Linux – Slow performance copying large file over network (scp)

linuxlinux-networkingperformance

I have a Linux box that I use as a file server. I have a monthly cron job that tars up the contents of the data drive and then copies it via scp to another machine for safe keeping. The resulting tarball is around 300GB in size, and it normally takes about a day and a half to complete the copy (over an 802.11g Wi-Fi connection).

Today I noticed that my backup job hadn't completed yet, and it's been running for 3 days. Checking the destination machine, I could see that only about a third of the data has been copied so far, and it appears to be growing at a rate of < 300KB/sec.

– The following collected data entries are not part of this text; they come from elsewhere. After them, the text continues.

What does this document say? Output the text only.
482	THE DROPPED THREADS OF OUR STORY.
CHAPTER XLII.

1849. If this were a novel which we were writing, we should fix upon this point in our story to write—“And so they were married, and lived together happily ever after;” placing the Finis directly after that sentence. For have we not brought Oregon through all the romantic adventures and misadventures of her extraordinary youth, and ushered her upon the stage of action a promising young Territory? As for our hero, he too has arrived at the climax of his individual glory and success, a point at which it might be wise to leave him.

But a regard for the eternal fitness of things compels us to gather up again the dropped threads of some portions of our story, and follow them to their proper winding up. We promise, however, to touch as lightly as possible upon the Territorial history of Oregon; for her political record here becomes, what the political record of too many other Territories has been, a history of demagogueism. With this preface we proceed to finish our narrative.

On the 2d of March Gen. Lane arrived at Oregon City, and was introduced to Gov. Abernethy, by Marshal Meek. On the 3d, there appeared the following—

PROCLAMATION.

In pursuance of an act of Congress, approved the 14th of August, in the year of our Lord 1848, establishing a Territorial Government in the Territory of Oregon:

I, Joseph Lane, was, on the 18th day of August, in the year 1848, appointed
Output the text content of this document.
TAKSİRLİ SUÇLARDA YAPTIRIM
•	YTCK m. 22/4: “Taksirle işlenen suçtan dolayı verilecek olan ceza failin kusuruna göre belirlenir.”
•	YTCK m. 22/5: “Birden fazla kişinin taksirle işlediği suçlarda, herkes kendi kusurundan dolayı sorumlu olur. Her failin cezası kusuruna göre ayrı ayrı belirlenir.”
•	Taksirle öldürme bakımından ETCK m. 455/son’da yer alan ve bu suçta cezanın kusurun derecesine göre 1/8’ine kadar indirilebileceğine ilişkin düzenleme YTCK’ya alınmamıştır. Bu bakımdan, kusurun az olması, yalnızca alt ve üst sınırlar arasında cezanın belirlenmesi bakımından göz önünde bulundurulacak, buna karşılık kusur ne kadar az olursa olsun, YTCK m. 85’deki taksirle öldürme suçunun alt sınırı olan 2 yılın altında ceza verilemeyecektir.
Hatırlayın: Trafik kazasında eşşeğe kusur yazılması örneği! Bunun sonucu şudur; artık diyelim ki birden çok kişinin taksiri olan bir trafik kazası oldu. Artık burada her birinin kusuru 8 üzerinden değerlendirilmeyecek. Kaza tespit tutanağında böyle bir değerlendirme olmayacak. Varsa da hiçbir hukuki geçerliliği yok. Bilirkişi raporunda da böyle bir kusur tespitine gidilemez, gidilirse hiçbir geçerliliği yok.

Using iperf between the two machines, I can see that my network throughput is around 20Mbits/sec, which is about what I expect over an 802.11g connection.

Using dd if=srcfile of=/dev/null on the source machine, I can read about 45MB/sec from the source drive (an external USB drive).

using dd if=/dev/zero of=/destdrive/tmp.dat on the destination machine, I can write about 30MB/sec to the destination drive (internal SATA drive). Seems kind of slow for a SATA drive, but not unreasonably slow (and certainly not 300KB/sec slow).

So I seem to have ruled out network throughput and drive throughput at both ends, so where else can I look to find the source of the bottleneck?

Best Answer

Why you are using scp for copying large files in the first place? scp has its own overhead (encryption, authenticity checking, etc).

You can use rsync (rsync is very well suited for transferring large files over ssh because it is able to continue transfers that were interrupted due to some reason. Since it uses hash functions to detect equal file blocks the continue feature is quite robust.) or some other tool.

Please see this post. Copying large files over network , faster

If you want to use scp anyway , then you should use traceroute and tcpdump and iftopto see the packets from source to destination. May be you find something unusual.